The learning and teaching methods include:

• Lectures (4 hrs/wk, for 11 weeks) to revise underpinning prior learning and bring students from varying background to a common level of knowledge, and to introduce new concepts and techniques and provide illustrative examples and applications.

• Recommended wider reading of matching sections of relevant recommended texts.

• Problem sheets of examples for technique selection and skill development.

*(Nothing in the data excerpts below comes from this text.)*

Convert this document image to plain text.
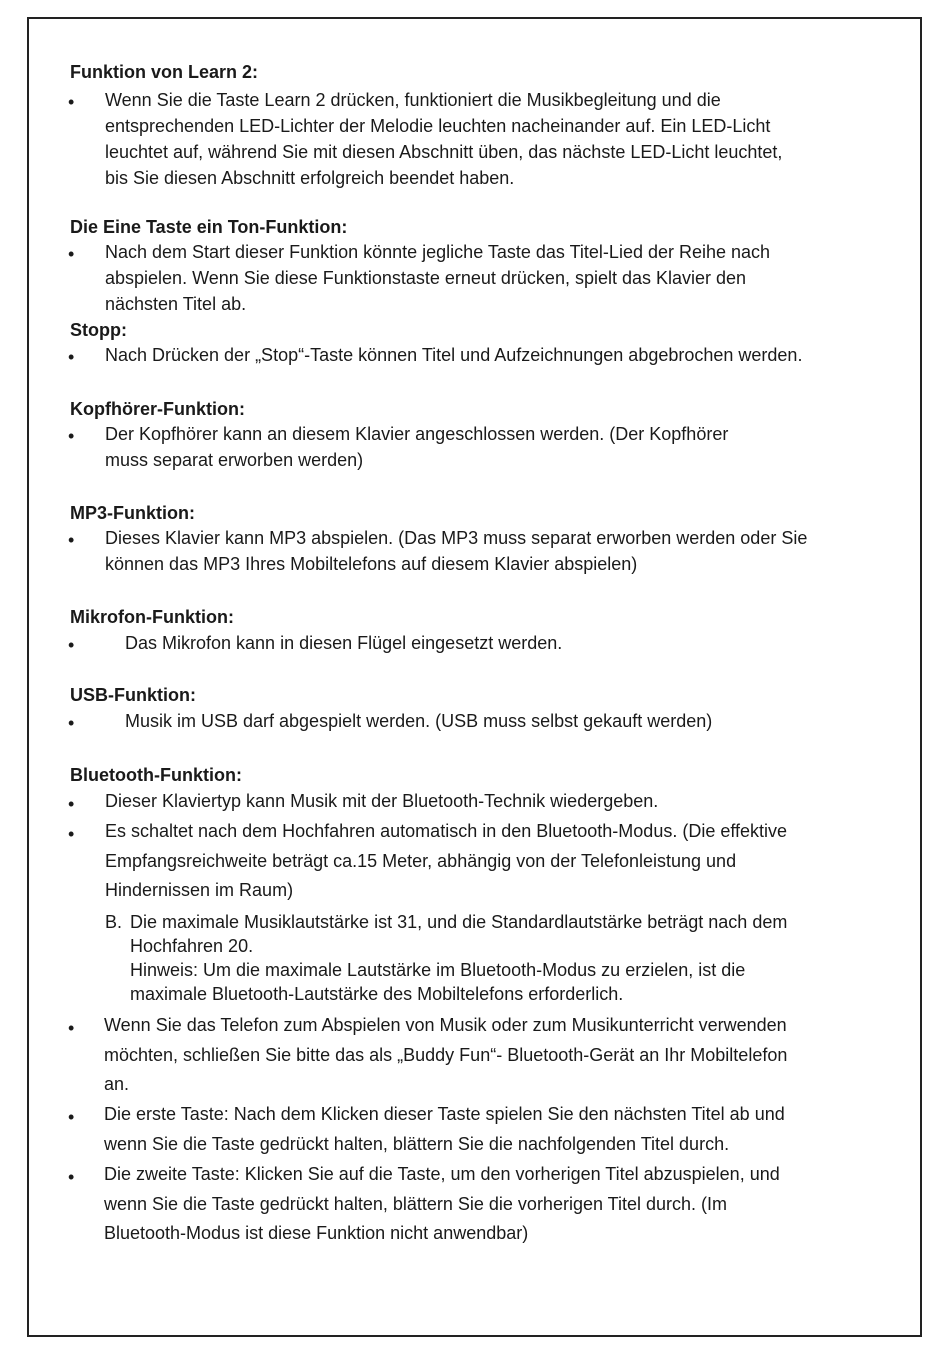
Funktion von Learn 2:
• Wenn Sie die Taste Learn 2 drücken, funktioniert die Musikbegleitung und die
entsprechenden LED-Lichter der Melodie leuchten nacheinander auf. Ein LED-Licht
leuchtet auf, während Sie mit diesen Abschnitt üben, das nächste LED-Licht leuchtet,
bis Sie diesen Abschnitt erfolgreich beendet haben.
Die Eine Taste ein Ton-Funktion:
• Nach dem Start dieser Funktion könnte jegliche Taste das Titel-Lied der Reihe nach
abspielen. Wenn Sie diese Funktionstaste erneut drücken, spielt das Klavier den
nächsten Titel ab.
Stopp:
• Nach Drücken der „Stop“-Taste können Titel und Aufzeichnungen abgebrochen werden.
Kopfhörer-Funktion:
• Der Kopfhörer kann an diesem Klavier angeschlossen werden. (Der Kopfhörer
muss separat erworben werden)
MP3-Funktion:
• Dieses Klavier kann MP3 abspielen. (Das MP3 muss separat erworben werden oder Sie
können das MP3 Ihres Mobiltelefons auf diesem Klavier abspielen)
Mikrofon-Funktion:
•	Das Mikrofon kann in diesen Flügel eingesetzt werden.
USB-Funktion:
•	Musik im USB darf abgespielt werden. (USB muss selbst gekauft werden)
Bluetooth-Funktion:
• Dieser Klaviertyp kann Musik mit der Bluetooth-Technik wiedergeben.
• Es schaltet nach dem Hochfahren automatisch in den Bluetooth-Modus. (Die effektive
Empfangsreichweite beträgt ca.15 Meter, abhängig von der Telefonleistung und
Hindernissen im Raum)
B. Die maximale Musiklautstärke ist 31, und die Standardlautstärke beträgt nach dem
Hochfahren 20.
Hinweis: Um die maximale Lautstärke im Bluetooth-Modus zu erzielen, ist die
maximale Bluetooth-Lautstärke des Mobiltelefons erforderlich.
• Wenn Sie das Telefon zum Abspielen von Musik oder zum Musikunterricht verwenden
möchten, schließen Sie bitte das als „Buddy Fun“- Bluetooth-Gerät an Ihr Mobiltelefon
an.
• Die erste Taste: Nach dem Klicken dieser Taste spielen Sie den nächsten Titel ab und
wenn Sie die Taste gedrückt halten, blättern Sie die nachfolgenden Titel durch.
• Die zweite Taste: Klicken Sie auf die Taste, um den vorherigen Titel abzuspielen, und
wenn Sie die Taste gedrückt halten, blättern Sie die vorherigen Titel durch. (Im
Bluetooth-Modus ist diese Funktion nicht anwendbar)
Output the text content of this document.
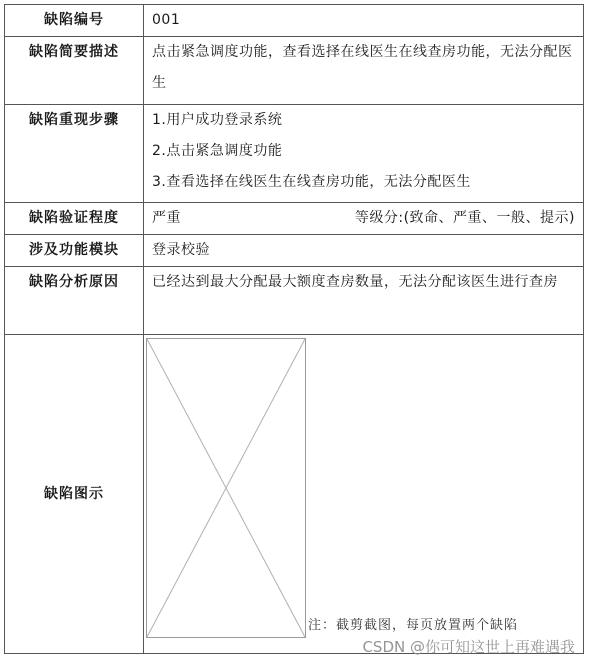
缺陷编号	001
缺陷简要描述	点击紧急调度功能，查看选择在线医生在线查房功能，无法分配医生
缺陷重现步骤	1.用户成功登录系统
2.点击紧急调度功能
3.查看选择在线医生在线查房功能，无法分配医生

缺陷验证程度	严重 等级分:(致命、严重、一般、提示)

涉及功能模块	登录校验
缺陷分析原因	已经达到最大分配最大额度查房数量，无法分配该医生进行查房
缺陷图示	注：截剪截图，每页放置两个缺陷
CSDN @你可知这世上再难遇我
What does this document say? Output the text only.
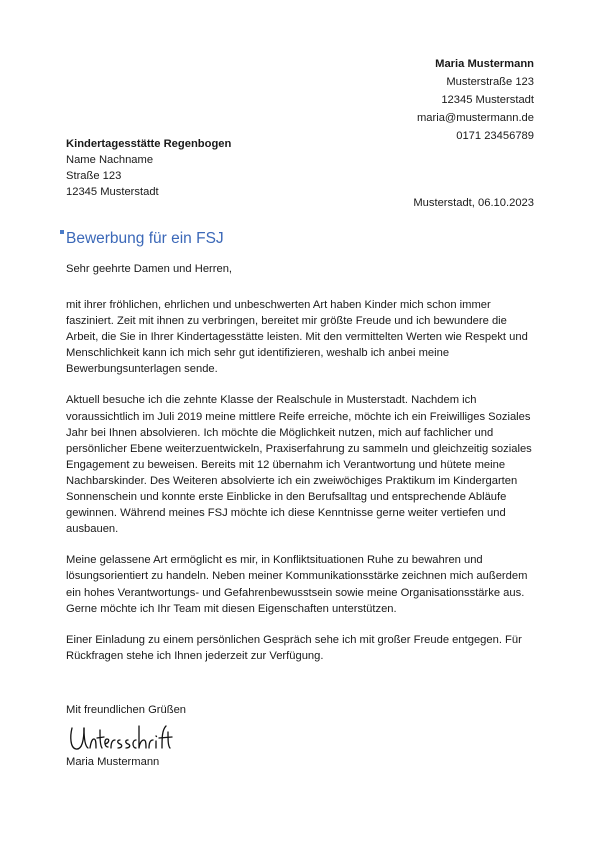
Maria Mustermann
Musterstraße 123
12345 Musterstadt
maria@mustermann.de
0171 23456789
Kindertagesstätte Regenbogen
Name Nachname
Straße 123
12345 Musterstadt
Musterstadt, 06.10.2023
Bewerbung für ein FSJ
Sehr geehrte Damen und Herren,

mit ihrer fröhlichen, ehrlichen und unbeschwerten Art haben Kinder mich schon immer fasziniert. Zeit mit ihnen zu verbringen, bereitet mir größte Freude und ich bewundere die Arbeit, die Sie in Ihrer Kindertagesstätte leisten. Mit den vermittelten Werten wie Respekt und Menschlichkeit kann ich mich sehr gut identifizieren, weshalb ich anbei meine Bewerbungsunterlagen sende.

Aktuell besuche ich die zehnte Klasse der Realschule in Musterstadt. Nachdem ich voraussichtlich im Juli 2019 meine mittlere Reife erreiche, möchte ich ein Freiwilliges Soziales Jahr bei Ihnen absolvieren. Ich möchte die Möglichkeit nutzen, mich auf fachlicher und persönlicher Ebene weiterzuentwickeln, Praxiserfahrung zu sammeln und gleichzeitig soziales Engagement zu beweisen. Bereits mit 12 übernahm ich Verantwortung und hütete meine Nachbarskinder. Des Weiteren absolvierte ich ein zweiwöchiges Praktikum im Kindergarten Sonnenschein und konnte erste Einblicke in den Berufsalltag und entsprechende Abläufe gewinnen. Während meines FSJ möchte ich diese Kenntnisse gerne weiter vertiefen und ausbauen.

Meine gelassene Art ermöglicht es mir, in Konfliktsituationen Ruhe zu bewahren und lösungsorientiert zu handeln. Neben meiner Kommunikationsstärke zeichnen mich außerdem ein hohes Verantwortungs- und Gefahrenbewusstsein sowie meine Organisationsstärke aus. Gerne möchte ich Ihr Team mit diesen Eigenschaften unterstützen.

Einer Einladung zu einem persönlichen Gespräch sehe ich mit großer Freude entgegen. Für Rückfragen stehe ich Ihnen jederzeit zur Verfügung.

Mit freundlichen Grüßen
Maria Mustermann
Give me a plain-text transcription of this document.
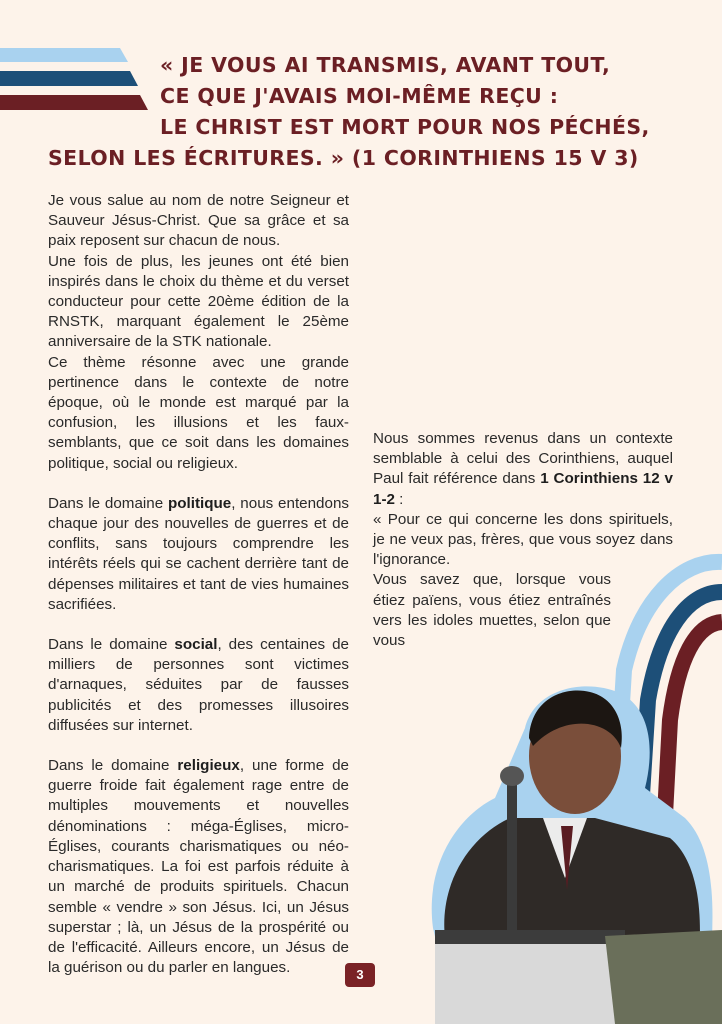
« JE VOUS AI TRANSMIS, AVANT TOUT,
CE QUE J'AVAIS MOI-MÊME REÇU :
LE CHRIST EST MORT POUR NOS PÉCHÉS,
SELON LES ÉCRITURES. » (1 CORINTHIENS 15 V 3)

Je vous salue au nom de notre Seigneur et Sauveur Jésus-Christ. Que sa grâce et sa paix reposent sur chacun de nous.

Une fois de plus, les jeunes ont été bien inspirés dans le choix du thème et du verset conducteur pour cette 20ème édition de la RNSTK, marquant également le 25ème anniversaire de la STK nationale.

Ce thème résonne avec une grande pertinence dans le contexte de notre époque, où le monde est marqué par la confusion, les illusions et les faux-semblants, que ce soit dans les domaines politique, social ou religieux.

Dans le domaine politique, nous entendons chaque jour des nouvelles de guerres et de conflits, sans toujours comprendre les intérêts réels qui se cachent derrière tant de dépenses militaires et tant de vies humaines sacrifiées.

Dans le domaine social, des centaines de milliers de personnes sont victimes d'arnaques, séduites par de fausses publicités et des promesses illusoires diffusées sur internet.

Dans le domaine religieux, une forme de guerre froide fait également rage entre de multiples mouvements et nouvelles dénominations : méga-Églises, micro-Églises, courants charismatiques ou néo-charismatiques. La foi est parfois réduite à un marché de produits spirituels. Chacun semble « vendre » son Jésus. Ici, un Jésus superstar ; là, un Jésus de la prospérité ou de l'efficacité. Ailleurs encore, un Jésus de la guérison ou du parler en langues.

Nous sommes revenus dans un contexte semblable à celui des Corinthiens, auquel Paul fait référence dans 1 Corinthiens 12 v 1-2 :

« Pour ce qui concerne les dons spirituels, je ne veux pas, frères, que vous soyez dans l'ignorance.

Vous savez que, lorsque vous étiez païens, vous étiez entraînés vers les idoles muettes, selon que vous

3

• Tutorials/problems classes (1 hr/wk for 11 weeks) with staff and PG assistance for the development of skills in technique application and also in selection of appropriate techniques, using the above problems sheets; assistance is given both at individual level, and for the group on common areas of difficulty

• Coursework (summative but also formative) to assess technique selection and skill development

• Examination

Indicated Lecture Hours (which may also include seminars, tutorials, workshops and other contact time) are approximate and may include in-class tests where one or more of these are an assessment on the module. In-class tests are scheduled/organised separately to taught content and will be published on to student personal timetables, where they apply to taken modules, as soon as they are finalised by central administration. This will usually be after the initial publication of the teaching timetable for the relevant semester.

Upon accessing the reading list, please search for the module using the module code: ENG1061

## Programmes this module appears in

Programme Semester Classification Qualifying conditions
Biomedical Engineering BEng (Hons) 1 Compulsory A weighted aggregate mark of 40% is required to pass the module
Aerospace Engineering BEng (Hons) 1 Compulsory A weighted aggregate mark of 40% is required to pass the module
Automotive Engineering MEng 1 Compulsory A weighted aggregate mark of 40% is required to pass the module
Automotive Engineering BEng (Hons) 1 Compulsory A weighted aggregate mark of 40% is required to pass the module
Biomedical Engineering MEng 1 Compulsory A weighted aggregate mark of 40% is required to pass the module
Mechanical Engineering BEng (Hons) 1 Compulsory A weighted aggregate mark of 40% is required to pass the module
Mechanical Engineering MEng 1 Compulsory A weighted aggregate mark of 40% is required to pass the module
Aerospace Engineering MEng 1 Compulsory A weighted aggregate mark of 40% is required to pass the module

Please note that the information detailed within this record is accurate at the time of publishing and may be subject to change. This record contains information for the most up to date version of the programme / module for the 2020/1 academic year.